In a 2008 review of Gramm’s 79 page dissertation (remarkably short) James Galbraith wrote,

It contains no advanced mathematics, no data or analysis of data, no archival or otherwise original research.  It is based solely on published sources available in any well-equipped library at the time … It is belabored and repetitive, with chapters that overlap each other.  It is basically an extended discussion of a single idea. … It is equally clear to me that Phil got his degree to move on and do something else.  Had he stayed in economics, he probably would not have prospered.

Time magazine later named Gramm one of the “25 People to Blame for the Financial Crisis,” so atrocious were the unsound economic policies he imposed on our nation during his Senate career.  

From Early’s LinkedIn page I learned that he does not hold a graduate degree in the field of economics.  Instead he has a Master’s degree in International Political Economy (Quantitative).  Again, qualifications which lead one to conclude that the incredulous “author’s calculations” are not to be believed. 

Perhaps what is most unforgivable in Gramm and Early’s effort, though, is the fact that they fail to cite the work of predecessors using the same technique.  The main thrust of their argument is that one must adjust income for taxes and transfers in order to evaluate whether income is truly unequal. 

In theory a government could create a perfectly equal post-tax income distribution by positively taxing the rich and negatively taxing (paying) the poor in just the right way.  Gramm and Early wrongly imply this is happening far more than commonly understood.

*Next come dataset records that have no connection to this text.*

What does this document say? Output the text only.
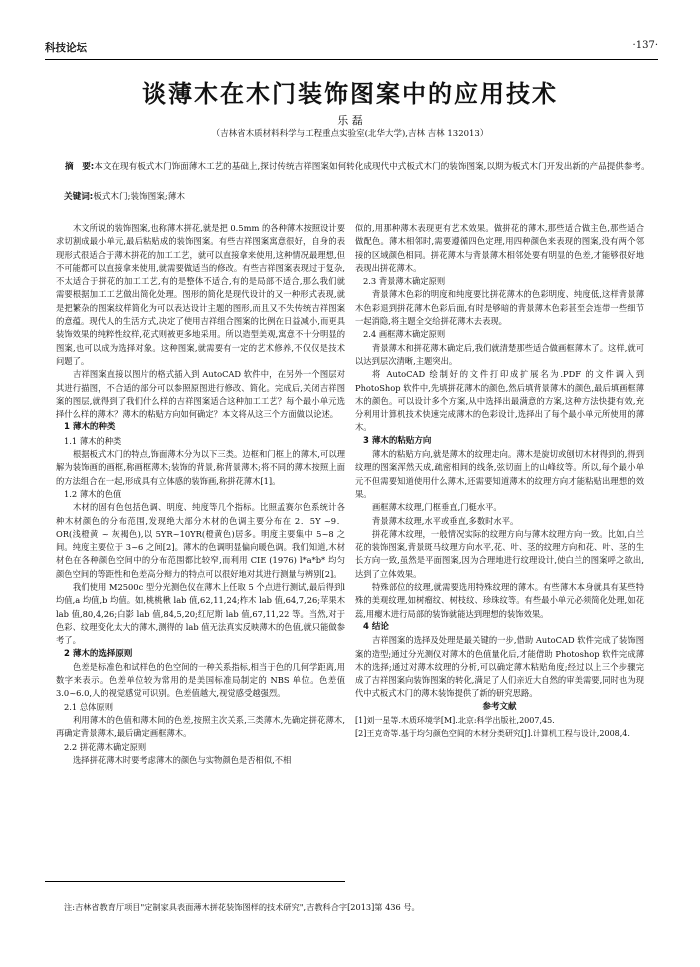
科技论坛	·137·
谈薄木在木门装饰图案中的应用技术
乐 磊
（吉林省木质材料科学与工程重点实验室(北华大学),吉林 吉林 132013）
摘　要:本文在现有板式木门饰面薄木工艺的基础上,探讨传统吉祥图案如何转化成现代中式板式木门的装饰图案,以期为板式木门开发出新的产品提供参考。
关键词:板式木门;装饰图案;薄木

木文所说的装饰图案,也称薄木拼花,就是把 0.5mm 的各种薄木按照设计要求切割成最小单元,最后粘贴成的装饰图案。有些吉祥图案寓意很好，自身的表现形式很适合于薄木拼花的加工工艺，就可以直接拿来使用,这种情况最理想,但不可能都可以直接拿来使用,就需要做适当的修改。有些吉祥图案表现过于复杂,不太适合于拼花的加工工艺,有的是整体不适合,有的是局部不适合,那么我们就需要根据加工工艺做出简化处理。图形的简化是现代设计的又一种形式表现,就是把繁杂的图案纹样简化为可以表达设计主题的图形,而且又不失传统吉祥图案的意蕴。现代人的生活方式,决定了使用吉祥组合图案的比例在日益减小,而更具装饰效果的纯粹性纹样,花式则被更多地采用。所以造型美观,寓意不十分明显的图案,也可以成为选择对象。这种图案,就需要有一定的艺术修养,不仅仅是技术问题了。

吉祥图案直接以图片的格式插入到 AutoCAD 软件中，在另外一个图层对其进行描图，不合适的部分可以参照原图进行修改、简化。完成后,关闭吉祥图案的图层,就得到了我们什么样的吉祥图案适合这种加工工艺？每个最小单元选择什么样的薄木？薄木的粘贴方向如何确定？本文将从这三个方面做以论述。

1 薄木的种类
1.1 薄木的种类

根据板式木门的特点,饰面薄木分为以下三类。边框和门框上的薄木,可以理解为装饰画的画框,称画框薄木;装饰的背景,称背景薄木;将不同的薄木按照上面的方法组合在一起,形成具有立体感的装饰画,称拼花薄木[1]。

1.2 薄木的色值

木材的固有色包括色调、明度、纯度等几个指标。比照孟赛尔色系统计各种木材颜色的分布范围,发现绝大部分木材的色调主要分布在 2．5Y ~9．OR(浅橙黄 ~ 灰褐色),以 5YR~10YR(橙黄色)居多。明度主要集中 5~8 之间。纯度主要位于 3~6 之间[2]。薄木的色调明显偏向暖色调。我们知道,木材材色在各种颜色空间中的分布范围都比较窄,而利用 CIE (1976) l*a*b* 均匀颜色空间的等距性和色差高分辩力的特点可以很好地对其进行测量与辨别[2]。

我们使用 M2500c 型分光测色仪在薄木上任取 5 个点进行测试,最后得到l 均值,a 均值,b 均值。如,桃桃楸 lab 值,62,11,24;柞木 lab 值,64,7,26;苹果木 lab 值,80,4,26;白影 lab 值,84,5,20;红尼斯 lab 值,67,11,22 等。当然,对于色彩、纹理变化太大的薄木,测得的 lab 值无法真实反映薄木的色值,就只能做参考了。

2 薄木的选择原则

色差是标准色和试样色的色空间的一种关系指标,相当于色的几何学距离,用数字来表示。色差单位较为常用的是美国标准局制定的 NBS 单位。色差值 3.0~6.0,人的视觉感觉可识别。色差值越大,视觉感受越强烈。

2.1 总体原则

利用薄木的色值和薄木间的色差,按照主次关系,三类薄木,先确定拼花薄木,再确定背景薄木,最后确定画框薄木。

2.2 拼花薄木确定原则

选择拼花薄木时要考虑薄木的颜色与实物颜色是否相似,不相

似的,用那种薄木表现更有艺术效果。做拼花的薄木,那些适合做主色,那些适合做配色。薄木相邻时,需要遵循四色定理,用四种颜色来表现的图案,没有两个邻接的区域颜色相同。拼花薄木与背景薄木相邻处要有明显的色差,才能够很好地表现出拼花薄木。

2.3 背景薄木确定原则

背景薄木色彩的明度和纯度要比拼花薄木的色彩明度、纯度低,这样背景薄木色彩退到拼花薄木色彩后面,有时是够暗的背景薄木色彩甚至会连带一些细节一起消隐,将主题全交给拼花薄木去表现。

2.4 画框薄木确定原则

背景薄木和拼花薄木确定后,我们就清楚那些适合做画框薄木了。这样,就可以达到层次清晰,主题突出。

将 AutoCAD 绘制好的文件打印成扩展名为.PDF 的文件调入到 PhotoShop 软件中,先填拼花薄木的颜色,然后填背景薄木的颜色,最后填画框薄木的颜色。可以设计多个方案,从中选择出最满意的方案,这种方法快捷有效,充分利用计算机技术快速完成薄木的色彩设计,选择出了每个最小单元所使用的薄木。

3 薄木的粘贴方向

薄木的粘贴方向,就是薄木的纹理走向。薄木是旋切或刨切木材得到的,得到纹理的图案浑然天成,疏密相间的线条,弦切面上的山峰纹等。所以,每个最小单元不但需要知道使用什么薄木,还需要知道薄木的纹理方向才能粘贴出理想的效果。

画框薄木纹理,门框垂直,门梃水平。

背景薄木纹理,水平或垂直,多数时水平。

拼花薄木纹理，一般情况实际的纹理方向与薄木纹理方向一致。比如,白兰花的装饰图案,背景斑马纹理方向水平,花、叶、茎的纹理方向和花、叶、茎的生长方向一致,虽然是平面图案,因为合理地进行纹理设计,使白兰的图案呼之欲出,达到了立体效果。

特殊部位的纹理,就需要选用特殊纹理的薄木。有些薄木本身就具有某些特殊的美观纹理,如树瘤纹、树枝纹、珍珠纹等。有些最小单元必须简化处理,如花蕊,用瘿木进行局部的装饰就能达到理想的装饰效果。

4 结论

吉祥图案的选择及处理是最关键的一步,借助 AutoCAD 软件完成了装饰图案的造型;通过分光测仪对薄木的色值量化后,才能借助 Photoshop 软件完成薄木的选择;通过对薄木纹理的分析,可以确定薄木粘贴角度;经过以上三个步骤完成了吉祥图案向装饰图案的转化,满足了人们亲近大自然的审美需要,同时也为现代中式板式木门的薄木装饰提供了新的研究思路。

参考文献

[1]刘一星等.木质环境学[M].北京:科学出版社,2007,45.

[2]王克奇等.基于均匀颜色空间的木材分类研究[J].计算机工程与设计,2008,4.

注:吉林省教育厅项目"定制家具表面薄木拼花装饰图样的技术研究",吉教科合字[2013]第 436 号。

Thomas Piketty earned his PhD in economics from the London School of Economics at an age when most people are struggling to finish undergraduate studies on time.  He then taught as a faculty member at MIT.  In 2017, he and his co-authors published an extensive paper on American inequality in the Quarterly Journal of Economics (one of the best journals in our field) using the post-tax adjustment which Gramm and Early erroneously suggest is novel to 2019. 

In Piketty et. al. the analysis is much more careful and far more thoroughly documented.  It has undergone careful peer review.  97% of submissions to QJE are rejected.  This is a quality and important paper.

Source: Picket, Saez and Zucman (2017)

I offer one graph from their effort.  It shows that post-tax income of the 1% grew at an average annual rate of approximately 2.25% (adjusted for inflation) from 1980-2014.  The post-tax income of someone in the bottom 10% grew by less than .25% (that is less than ¼ of 1 percent). 

If income were a NASCAR race, the richest among us would start the race in pole position and travel at a speed more than 9 times faster than the poorest among us, even after the government put a limiter on the engines of the rich, and gave a “boost” to the engines of the poor.  We are growing farther and farther apart. Our society is increasingly unequal.

Don’t let Gramm, Early, and their friends at the Wall Street Journal succeed at the devil’s gambit.  Severe inequality exists in America and it is getting worse.


This opinion piece has been edited to correct the spelling of Thomas Piketty.